Yay haddinden fazla gerilince…
Yayı çok fazla germişti 28 Şubat.
Hangi yay? Ne germesi?
Hani tahammül sınırı tecavüz ediliyordu ya?
Okullara alınmıyordu kız öğrenciler. Orduevlerine giremiyordu başörtülü subay anneleri.
Rejimin bütün dikkati laiklik üzerine teksif olmuştu.
Jakoben, soğuk, yabancı, asık suratlı, kaba bir laiklik.
Öyle aşırıydılar ki ‘Hakkıdır Hakka tapan milletimin istiklal’ dediği için Akif’in İstiklal Marşı’nı bile değiştiresileri geldi.
Hepsi yapmadı bunu… Ama içlerinde öyleleri çıktı.
Memleketi iktisaden batırmışsın, önemli değil. Elinde laiklik dövizi taşıyorsun ya…
Mostran düzgün, arka tarafta ne halt işlersen işle.
Cep-to-cep’i o günlerde öğrenmiştik, iş adamları kendi bankalarını soyuyordu, komikti de bir taraftan!
Hukuk? Adalet? Vicdan?
O da önemli değil. Talebeyi okuldan at, milletin oyuyla seçilen belediye reisini görevden al, hapse tık, memleketi bilhassa mütedeyyin, kendi halinde insanlara dar et.
Kendi halinde olmayan, aktif, görünür mütedeyyin insanlara zaten dar ediyorsun. Ama evinde oturan haminneyi bile tedirgin etmek ne oluyor?
Hiç mi yemedin bu memleketin ekmeğini, hiç mi içmedin suyunu? Ağaç kovuğundan mı çıktın? Azıcık merhametli ol bu insancıklara?
Yok. Ne kadar şeditsen o kadar laiksin.
Daha bir sürü şey.
Bunlardı ‘yayı fazla germek.’
Yayı fazla gerersen ok da fazla uzağa gider.
Bakın, ok hala gidiyor.
Nasıl gidiyor?
Yolsuzlukla gidiyor mesela.
“Yolsuzluk, eğer biz yapıyorsak, biz kazanıyorsak, bizim adamlarımız istifade ediyorsa yolsuzluk sayılmaz” ilkesiyle gidiyor.
“Onlar da yaptı” bahanesiyle gidiyor.
Eğer iktidar olunca yolsuzluk yapmamız gerekiyorsa gelmeyelim iktidara?

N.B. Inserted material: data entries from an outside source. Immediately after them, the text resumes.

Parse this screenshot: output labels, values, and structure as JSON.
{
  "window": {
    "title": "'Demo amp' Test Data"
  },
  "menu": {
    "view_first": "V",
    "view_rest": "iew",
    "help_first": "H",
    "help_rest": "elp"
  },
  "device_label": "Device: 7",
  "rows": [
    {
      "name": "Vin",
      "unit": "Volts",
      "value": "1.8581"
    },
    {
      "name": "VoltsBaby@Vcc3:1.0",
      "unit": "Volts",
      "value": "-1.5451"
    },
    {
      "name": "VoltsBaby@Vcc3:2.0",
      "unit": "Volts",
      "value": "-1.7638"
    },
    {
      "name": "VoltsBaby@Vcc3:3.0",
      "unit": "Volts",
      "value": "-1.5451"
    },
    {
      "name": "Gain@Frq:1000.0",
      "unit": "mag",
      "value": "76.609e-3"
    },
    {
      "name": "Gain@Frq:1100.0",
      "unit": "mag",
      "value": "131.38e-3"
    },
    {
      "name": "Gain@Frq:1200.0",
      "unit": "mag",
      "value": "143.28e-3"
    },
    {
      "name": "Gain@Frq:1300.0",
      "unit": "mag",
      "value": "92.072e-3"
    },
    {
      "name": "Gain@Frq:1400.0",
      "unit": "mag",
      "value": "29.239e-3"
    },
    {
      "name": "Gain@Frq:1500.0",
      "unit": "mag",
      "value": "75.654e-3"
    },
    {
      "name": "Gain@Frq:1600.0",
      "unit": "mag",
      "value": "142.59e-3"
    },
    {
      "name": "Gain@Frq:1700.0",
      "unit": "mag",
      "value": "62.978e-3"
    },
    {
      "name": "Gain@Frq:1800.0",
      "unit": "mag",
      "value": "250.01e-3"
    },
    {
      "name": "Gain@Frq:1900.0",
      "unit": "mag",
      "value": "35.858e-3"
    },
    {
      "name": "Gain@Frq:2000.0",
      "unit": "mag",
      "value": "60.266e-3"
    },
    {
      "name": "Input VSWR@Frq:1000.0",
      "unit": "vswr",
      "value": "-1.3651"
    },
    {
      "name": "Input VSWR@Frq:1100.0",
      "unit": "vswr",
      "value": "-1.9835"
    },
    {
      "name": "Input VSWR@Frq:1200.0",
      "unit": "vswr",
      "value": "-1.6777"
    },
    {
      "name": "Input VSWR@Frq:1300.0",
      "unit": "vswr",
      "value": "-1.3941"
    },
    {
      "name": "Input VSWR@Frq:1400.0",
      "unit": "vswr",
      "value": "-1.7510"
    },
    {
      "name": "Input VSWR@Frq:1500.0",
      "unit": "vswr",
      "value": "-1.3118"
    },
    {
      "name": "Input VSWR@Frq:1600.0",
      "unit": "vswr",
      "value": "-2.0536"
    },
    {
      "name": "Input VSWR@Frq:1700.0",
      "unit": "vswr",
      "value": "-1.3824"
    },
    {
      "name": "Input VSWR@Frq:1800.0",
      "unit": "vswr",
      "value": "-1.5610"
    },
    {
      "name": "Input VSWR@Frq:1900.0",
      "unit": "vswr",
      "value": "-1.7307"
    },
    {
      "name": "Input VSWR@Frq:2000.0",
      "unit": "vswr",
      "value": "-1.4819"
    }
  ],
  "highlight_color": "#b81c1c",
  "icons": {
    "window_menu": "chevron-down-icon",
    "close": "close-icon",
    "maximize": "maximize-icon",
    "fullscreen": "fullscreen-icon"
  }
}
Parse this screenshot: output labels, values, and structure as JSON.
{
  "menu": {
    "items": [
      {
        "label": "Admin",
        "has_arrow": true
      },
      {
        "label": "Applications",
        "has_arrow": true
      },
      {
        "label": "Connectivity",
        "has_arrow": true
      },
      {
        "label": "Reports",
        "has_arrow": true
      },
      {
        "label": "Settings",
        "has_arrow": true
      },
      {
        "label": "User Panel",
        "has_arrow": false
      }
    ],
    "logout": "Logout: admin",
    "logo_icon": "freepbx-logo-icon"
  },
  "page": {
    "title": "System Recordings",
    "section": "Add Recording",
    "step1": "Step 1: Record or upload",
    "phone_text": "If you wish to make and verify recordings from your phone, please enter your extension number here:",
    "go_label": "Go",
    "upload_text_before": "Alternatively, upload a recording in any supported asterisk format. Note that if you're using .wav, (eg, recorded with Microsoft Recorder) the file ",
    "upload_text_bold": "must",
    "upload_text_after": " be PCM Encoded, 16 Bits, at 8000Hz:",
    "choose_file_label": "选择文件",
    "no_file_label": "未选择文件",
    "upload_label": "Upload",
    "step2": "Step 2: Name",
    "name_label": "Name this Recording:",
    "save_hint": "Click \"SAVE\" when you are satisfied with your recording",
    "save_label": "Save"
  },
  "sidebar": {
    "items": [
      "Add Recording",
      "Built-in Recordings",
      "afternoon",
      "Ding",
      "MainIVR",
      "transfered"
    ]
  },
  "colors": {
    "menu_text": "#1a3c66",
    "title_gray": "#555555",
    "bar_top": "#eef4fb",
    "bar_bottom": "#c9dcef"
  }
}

Ellerimiz temiz kalsın.
İlla yapılacaksa yolsuzluğu ‘onlar’ yapsın?
Saçma!
“Onlar yapacağına biz yapalım” demek daha mantıklı.
İblis de yardım ediyor bize, yaptığımız yolsuzluğu süslüyor, güzel gösteriyor.
Yolsuzluk ilkemiz sayesinde cemiyetimiz yolsuzluğa karşı sürü bağışıklığı kazandı, mutluluğun sırrını keşfettik. Öyle terakki ettik ki yolsuzluğu yapmak değil yolsuzluğun mevcut olduğunu söylemek sakıncalı hale geldi.
Sus! Terbiyesiz.
Başka?
“Yargı eğer başkasını haksız yere mahkûm ederken bizi kayırıyorsa adaletsizlik sayılmaz” ilkesiyle gidiyor.
Kazara bir vicdan rahatsız olursa adaletsizlikten “Onlar da bize yaptı” demeye hazır yerli ve milli mekanik vicdanlarımız var.
İyi de hani onlara benzediğimiz zaman kaybediyorduk?
O kaybı boş ver. Onlara benzemekle kazandıklarımıza bak.
Brifingli yargı vardı o dönemde.
Şimdi brifinge ihtiyaç duymuyoruz.
Hâkim kardeşimiz üzerine düşen vazifeyi ifa ediyor.
Ekrem İmamoğlu’nun mahkûm edilmesi mi gerekiyor?
Önümüzdeki seçimde siyasi yasaklı hale gelmesine yetecek kadar?
Hay hay.
Biraz daha çalışmamız gerekiyormuş.
Siyasi yasak yetmezmiş, terörden mahkûm etmenin yolunu bulmalıymışız.
Gayret ederiz.
Hadi elimizi çabuk tutalım.
Ok yoluna devam ediyor.
Öyle görünüyor ki biraz daha gidecek.
Gitsin gidebildiği kadar.
Ama bir de tersinden bakalım.
Böyle davranarak siz de elinizdeki yayı haddinden fazla germiş olmuyor musunuz?